Que impacto é que um livro deste género pode ter nos jovens? Esta é uma realidade tão distante deles…

Acho que a grande vantagem do livro é encurtar um bocadinho essa distância. Porque uma coisa é chegar a uma aula de História e dizer que houve uma Segunda Guerra Mundial, que morreram milhões de judeus e que isso foi no século passado, há mais de 70 anos... Tudo isso nos parece uma realidade muito longínqua. E, ainda por cima, Portugal não participou na guerra, portanto, aparentemente nem haveria razões para termos prisioneiros lá ou pessoas mortas. Mas, por exemplo, uma criança de Ponte de Lima descobrir que uma senhora chamada Maria, que vivia ali e que, se calhar como algum familiar recente dela, teve de emigrar, e foi presa e que esteve num campo de concentração... Acho que as palavras ganham outra dimensão. O facto de haver rostos, histórias e pessoas próximas ajuda a que aquilo já não seja apenas qualquer coisa que a professora está ali a dizer e que já aconteceu há tanto tempo. Traz-nos para mais perto.

Por isso é importante dar nomes aos números do Holocausto.

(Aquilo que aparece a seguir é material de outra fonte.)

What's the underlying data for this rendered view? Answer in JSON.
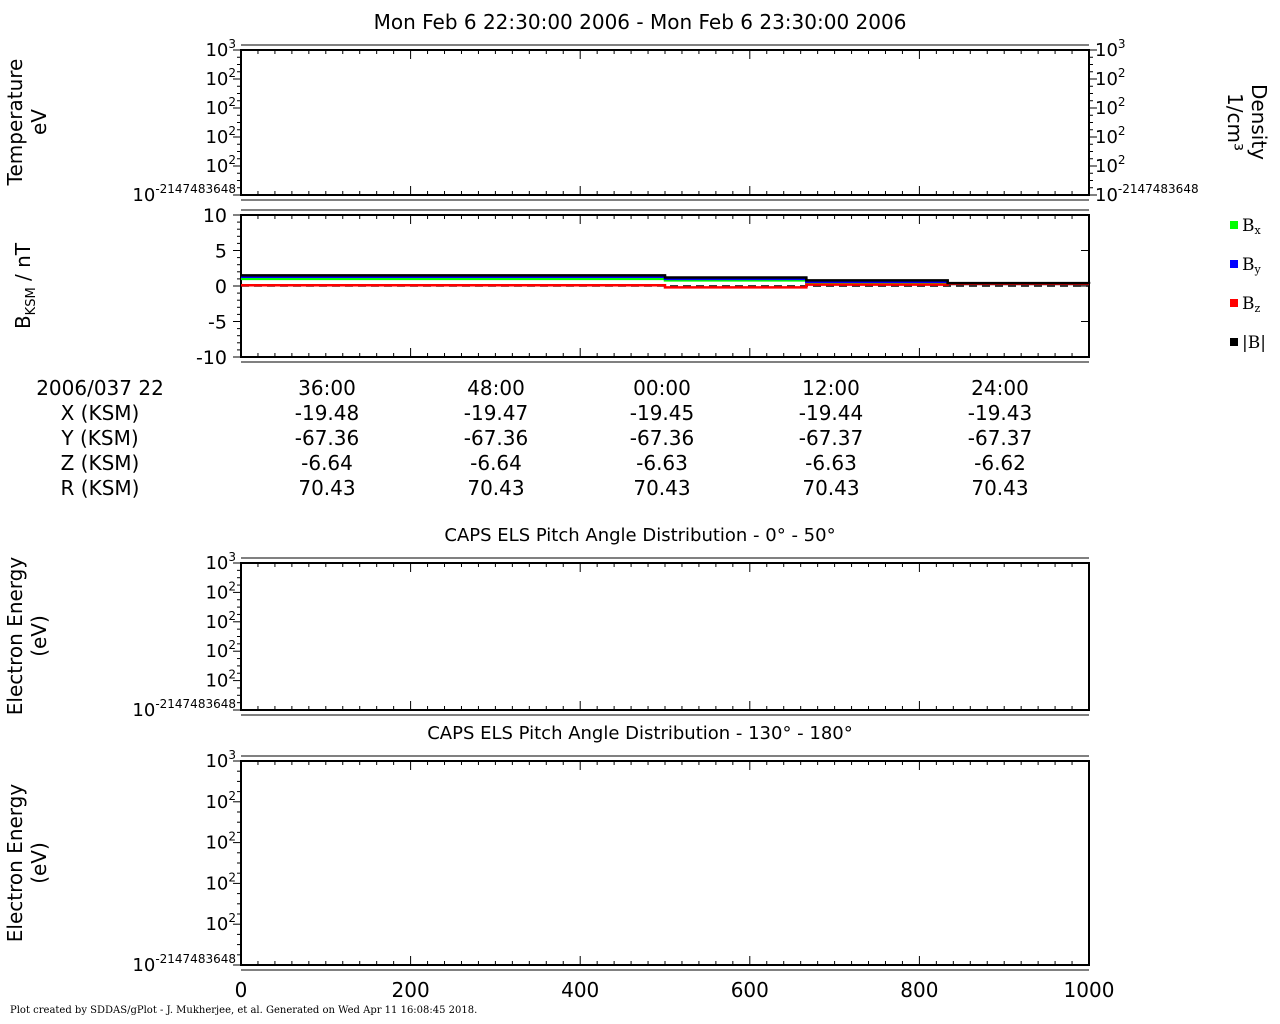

É importante dar nomes e histórias. Por exemplo, a história da família Fresco… Aquilo dá uma série, um filme ou um romance. Nós vemos muita ficção sobre a Segunda Guerra Mundial que não tem todas as componentes que eles têm. Quer dizer, são três irmãos que de repente estão ali emigrados. A irmã, que era judia, casa com um fascista italiano; têm um filho e ele ameaça que a manda prender; ela foge com a criança para Paris e ele vai atrás dela; e um deles acaba por morrer... Tudo isto são ingredientes romanescos, digamos assim. E isso aproxima-nos. Já não são só números, já não são só relatos. É sempre importante dar nomes, histórias e rostos às coisas, porque isto não foi assim há tanto tempo. E sobretudo numa altura em que estamos outra vez a falar do ódio pelo ser diferente, da intolerância, dos extremismos… Sempre que vou às escolas, tenho reforçado isso, trazer o tema para o presente, porque acho que é importante. Porque a base acaba por ser a mesma – o ódio e o medo do que é diferente. E a partir daí, generalizar, tomar aquele que é diferente como o inimigo que é preciso abater, que se calhar já nem é humano e já não vale a pena tomarmos conta dele. Estes livros ajudam, sobretudo, a pensar que, afinal, isto não é uma coisa assim tão desligada da nossa realidade.